Since the 20th century, metal corsets designed as fashionable garments have occasionally been made for contemporary wear, although such instances are rare. Steele notes that alongside a 1930s metal corset made for and worn by a fetish corsetiere called Cayne, the late 20th- and early 21st-century tight-lacer Cathie Jung had a silver corset-cover made to wear over her actual laced corset. Between 1933 and 1940 Mrs. Cayne advertised a booklet describing her 14 in waistline and offered other services in the Illustrated Sporting and Dramatic News.

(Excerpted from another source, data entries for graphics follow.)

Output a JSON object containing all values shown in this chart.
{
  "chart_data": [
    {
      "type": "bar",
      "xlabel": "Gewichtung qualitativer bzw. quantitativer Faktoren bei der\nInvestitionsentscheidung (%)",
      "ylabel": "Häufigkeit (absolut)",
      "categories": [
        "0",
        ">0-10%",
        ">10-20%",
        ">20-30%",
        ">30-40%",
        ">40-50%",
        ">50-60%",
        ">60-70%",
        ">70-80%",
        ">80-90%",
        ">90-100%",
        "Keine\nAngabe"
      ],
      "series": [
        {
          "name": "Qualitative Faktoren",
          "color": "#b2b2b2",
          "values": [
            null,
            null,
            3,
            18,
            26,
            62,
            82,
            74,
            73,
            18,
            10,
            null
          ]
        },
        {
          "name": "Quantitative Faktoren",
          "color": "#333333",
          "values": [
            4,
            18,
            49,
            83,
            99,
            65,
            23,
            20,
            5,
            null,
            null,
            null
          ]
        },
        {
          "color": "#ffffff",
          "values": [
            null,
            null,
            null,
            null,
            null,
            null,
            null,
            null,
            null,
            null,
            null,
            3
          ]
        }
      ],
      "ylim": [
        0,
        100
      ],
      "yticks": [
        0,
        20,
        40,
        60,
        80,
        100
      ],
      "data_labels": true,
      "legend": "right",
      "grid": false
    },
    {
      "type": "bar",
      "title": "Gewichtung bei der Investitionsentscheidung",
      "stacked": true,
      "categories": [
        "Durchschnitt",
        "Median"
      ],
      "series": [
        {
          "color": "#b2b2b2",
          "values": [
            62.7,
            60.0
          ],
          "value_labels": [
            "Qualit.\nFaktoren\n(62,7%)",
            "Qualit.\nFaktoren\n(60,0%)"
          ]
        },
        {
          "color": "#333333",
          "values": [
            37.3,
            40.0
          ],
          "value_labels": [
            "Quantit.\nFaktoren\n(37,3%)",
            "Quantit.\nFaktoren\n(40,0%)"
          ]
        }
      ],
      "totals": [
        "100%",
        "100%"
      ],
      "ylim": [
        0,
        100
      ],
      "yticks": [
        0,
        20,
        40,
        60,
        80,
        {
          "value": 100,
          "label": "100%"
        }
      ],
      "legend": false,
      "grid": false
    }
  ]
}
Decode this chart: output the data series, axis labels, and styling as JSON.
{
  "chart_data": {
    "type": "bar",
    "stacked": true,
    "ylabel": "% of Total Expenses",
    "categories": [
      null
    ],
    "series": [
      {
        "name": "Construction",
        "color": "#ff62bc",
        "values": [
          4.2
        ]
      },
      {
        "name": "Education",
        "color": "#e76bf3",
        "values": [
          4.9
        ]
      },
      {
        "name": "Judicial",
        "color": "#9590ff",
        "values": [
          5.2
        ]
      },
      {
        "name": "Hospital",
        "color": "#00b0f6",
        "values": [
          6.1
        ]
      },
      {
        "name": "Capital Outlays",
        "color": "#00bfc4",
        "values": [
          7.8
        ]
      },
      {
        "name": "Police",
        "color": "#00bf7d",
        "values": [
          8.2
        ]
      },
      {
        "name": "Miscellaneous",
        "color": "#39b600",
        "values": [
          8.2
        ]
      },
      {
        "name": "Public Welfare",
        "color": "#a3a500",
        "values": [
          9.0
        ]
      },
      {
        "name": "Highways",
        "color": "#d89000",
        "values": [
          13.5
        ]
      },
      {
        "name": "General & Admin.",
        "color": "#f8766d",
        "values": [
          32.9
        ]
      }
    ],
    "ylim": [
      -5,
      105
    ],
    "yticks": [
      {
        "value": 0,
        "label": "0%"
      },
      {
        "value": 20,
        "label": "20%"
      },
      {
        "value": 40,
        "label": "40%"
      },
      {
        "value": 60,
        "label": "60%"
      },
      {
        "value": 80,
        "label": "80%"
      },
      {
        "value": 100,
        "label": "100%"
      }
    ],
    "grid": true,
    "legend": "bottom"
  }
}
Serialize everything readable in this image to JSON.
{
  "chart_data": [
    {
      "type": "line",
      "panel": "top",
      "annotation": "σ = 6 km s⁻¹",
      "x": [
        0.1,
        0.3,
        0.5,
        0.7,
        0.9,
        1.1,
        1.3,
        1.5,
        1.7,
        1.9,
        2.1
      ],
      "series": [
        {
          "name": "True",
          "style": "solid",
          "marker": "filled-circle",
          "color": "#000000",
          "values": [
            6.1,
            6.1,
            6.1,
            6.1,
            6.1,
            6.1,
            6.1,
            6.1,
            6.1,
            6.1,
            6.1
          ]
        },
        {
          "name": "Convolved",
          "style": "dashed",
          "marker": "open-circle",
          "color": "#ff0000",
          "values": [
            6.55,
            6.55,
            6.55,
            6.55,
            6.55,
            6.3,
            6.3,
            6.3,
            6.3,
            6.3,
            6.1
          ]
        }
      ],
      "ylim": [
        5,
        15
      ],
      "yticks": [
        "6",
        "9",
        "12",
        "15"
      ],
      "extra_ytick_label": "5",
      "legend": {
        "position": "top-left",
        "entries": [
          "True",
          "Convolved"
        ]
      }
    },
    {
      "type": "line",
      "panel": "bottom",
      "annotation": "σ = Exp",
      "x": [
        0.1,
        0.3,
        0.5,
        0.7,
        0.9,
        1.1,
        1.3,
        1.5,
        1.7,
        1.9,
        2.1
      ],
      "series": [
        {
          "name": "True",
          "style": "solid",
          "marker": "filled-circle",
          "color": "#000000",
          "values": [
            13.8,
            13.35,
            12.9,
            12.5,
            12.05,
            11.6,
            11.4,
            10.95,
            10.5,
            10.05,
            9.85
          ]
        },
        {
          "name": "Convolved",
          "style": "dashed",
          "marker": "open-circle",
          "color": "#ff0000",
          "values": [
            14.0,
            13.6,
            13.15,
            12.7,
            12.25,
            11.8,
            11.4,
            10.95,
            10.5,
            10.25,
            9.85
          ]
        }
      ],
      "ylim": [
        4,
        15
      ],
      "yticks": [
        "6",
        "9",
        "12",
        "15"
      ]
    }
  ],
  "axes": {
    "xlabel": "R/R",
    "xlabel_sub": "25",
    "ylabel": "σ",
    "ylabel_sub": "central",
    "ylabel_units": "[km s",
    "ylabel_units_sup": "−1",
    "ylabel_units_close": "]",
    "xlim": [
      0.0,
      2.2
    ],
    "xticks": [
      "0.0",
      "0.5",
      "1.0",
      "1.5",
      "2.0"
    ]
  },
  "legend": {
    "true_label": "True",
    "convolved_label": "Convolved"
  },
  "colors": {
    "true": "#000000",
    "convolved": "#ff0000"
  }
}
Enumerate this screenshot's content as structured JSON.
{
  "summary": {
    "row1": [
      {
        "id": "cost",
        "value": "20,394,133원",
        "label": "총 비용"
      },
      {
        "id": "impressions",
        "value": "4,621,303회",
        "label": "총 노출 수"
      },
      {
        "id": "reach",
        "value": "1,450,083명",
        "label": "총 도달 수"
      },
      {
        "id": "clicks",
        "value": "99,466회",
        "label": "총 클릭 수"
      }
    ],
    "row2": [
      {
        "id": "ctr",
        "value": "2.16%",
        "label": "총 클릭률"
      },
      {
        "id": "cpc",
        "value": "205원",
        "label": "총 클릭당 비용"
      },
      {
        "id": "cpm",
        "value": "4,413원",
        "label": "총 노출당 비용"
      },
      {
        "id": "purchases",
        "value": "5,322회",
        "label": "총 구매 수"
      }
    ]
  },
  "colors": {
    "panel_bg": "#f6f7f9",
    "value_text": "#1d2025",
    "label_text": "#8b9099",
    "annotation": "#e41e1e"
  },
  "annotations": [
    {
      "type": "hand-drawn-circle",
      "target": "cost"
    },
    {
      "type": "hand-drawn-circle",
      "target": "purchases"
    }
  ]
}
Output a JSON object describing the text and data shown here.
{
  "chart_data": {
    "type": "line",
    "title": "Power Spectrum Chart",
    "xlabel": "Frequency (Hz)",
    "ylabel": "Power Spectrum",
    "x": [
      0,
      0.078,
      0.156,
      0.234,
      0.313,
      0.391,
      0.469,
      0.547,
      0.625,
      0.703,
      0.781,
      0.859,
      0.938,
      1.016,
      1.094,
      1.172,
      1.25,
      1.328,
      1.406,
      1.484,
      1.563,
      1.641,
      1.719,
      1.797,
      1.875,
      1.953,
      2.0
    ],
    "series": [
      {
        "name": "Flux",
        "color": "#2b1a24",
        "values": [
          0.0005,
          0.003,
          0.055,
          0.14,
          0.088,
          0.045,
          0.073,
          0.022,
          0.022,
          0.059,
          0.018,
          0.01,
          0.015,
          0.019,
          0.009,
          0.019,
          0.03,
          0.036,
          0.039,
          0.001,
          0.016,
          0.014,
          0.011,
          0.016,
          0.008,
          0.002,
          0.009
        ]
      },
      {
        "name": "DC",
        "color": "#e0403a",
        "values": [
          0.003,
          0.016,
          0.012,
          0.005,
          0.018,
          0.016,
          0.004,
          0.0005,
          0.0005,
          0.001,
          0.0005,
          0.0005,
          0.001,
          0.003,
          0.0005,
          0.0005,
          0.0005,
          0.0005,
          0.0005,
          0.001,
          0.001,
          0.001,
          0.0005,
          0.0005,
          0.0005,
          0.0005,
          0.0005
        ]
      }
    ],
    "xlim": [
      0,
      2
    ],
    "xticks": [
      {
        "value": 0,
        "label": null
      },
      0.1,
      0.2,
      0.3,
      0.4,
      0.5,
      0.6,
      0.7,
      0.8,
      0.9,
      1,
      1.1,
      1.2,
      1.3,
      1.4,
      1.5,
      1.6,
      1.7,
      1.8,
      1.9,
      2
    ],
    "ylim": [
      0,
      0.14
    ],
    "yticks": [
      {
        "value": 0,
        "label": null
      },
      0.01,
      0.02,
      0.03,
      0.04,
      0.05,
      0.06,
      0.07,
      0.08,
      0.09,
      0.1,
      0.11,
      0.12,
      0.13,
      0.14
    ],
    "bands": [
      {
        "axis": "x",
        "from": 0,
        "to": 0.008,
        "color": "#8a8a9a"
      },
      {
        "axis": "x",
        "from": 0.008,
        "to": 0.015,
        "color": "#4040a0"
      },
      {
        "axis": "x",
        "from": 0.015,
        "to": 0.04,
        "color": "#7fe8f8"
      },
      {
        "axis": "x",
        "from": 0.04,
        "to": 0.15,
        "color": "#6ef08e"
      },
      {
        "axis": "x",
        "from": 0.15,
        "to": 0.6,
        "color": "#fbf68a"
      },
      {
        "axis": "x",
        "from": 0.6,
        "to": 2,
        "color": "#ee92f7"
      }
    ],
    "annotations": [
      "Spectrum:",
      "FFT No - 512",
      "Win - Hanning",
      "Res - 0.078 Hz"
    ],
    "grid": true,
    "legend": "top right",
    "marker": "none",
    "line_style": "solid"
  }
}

As a medical garment, metal corsets endured well into the 20th century. The Mexican painter Frida Kahlo was a notable wearer of such medical corsets, following ongoing problems as a result of a serious road crash she experienced as a teenager. By 1944, Kahlo's doctors had recommended that she wear a steel corset instead of the plaster ones she had mainly worn since the accident; and Kahlo, whose paintings were heavily autobiographical, used the new corset as the basis for one of her best known self-portraits, The Broken Column. In the painting, Kahlo portrays herself weeping with agony, her torso split open revealing that her spine is a crumbling Ionic column, and her damaged body held together by the steel corset. A form of metal corset or orthopaedic brace used in the second half of the 20th century was the Harris brace, named after its inventor, R.I. Harris. Harris braces are designed to immobilise the waist whilst healing, and are made with two bendable metal bands worn above and below the waist, connected with rigid metal supports.

20th and 21st century designers have sometimes designed metal corsets and bodices as part of their fashion shows, including Alexander McQueen, Issey Miyake, and Thierry Mugler. One of McQueen's most famous pieces was a 1999 aluminium corset, called the Coiled Corset, created in collaboration with the jeweller Shaun Leane and the artist Kees van der Graaf. Built around a cast of the model Laura Morgan's torso, the garment had a 15 in waist and was composed of 97 stacked coils, which had to be screwed together onto Morgan's body. The Coiled Corset was inspired by the neck rings worn by Ndebele women, extended to encase the wearer's torso. In 2001, the corset formed part of a live presentation at the Victoria and Albert Museum showcasing McQueen and Leane's collaborations. Corsets and bustiers can also be made using wire, such as a 1983 aluminium wire bustier by Miyake, which was cuffed around the torso over a feathered garment, offering a pun on the theme of birdcages.

==In museums==
Metal corsets are found in a number of museum collections around the world. Some museums, including the Museo Stibbert, and the Kyoto Costume Institute in Japan, present their metal bodices as fashionable late 16th-century garments. The Victoria and Albert Museum in London describes an iron corset in their collection (formerly owned by the painter Talbot Hughes) as dating from the 18th century and likely intended for orthopaedic purposes. Others, such as the iron corset in the Fashion Institute of Technology, are presented as fakes.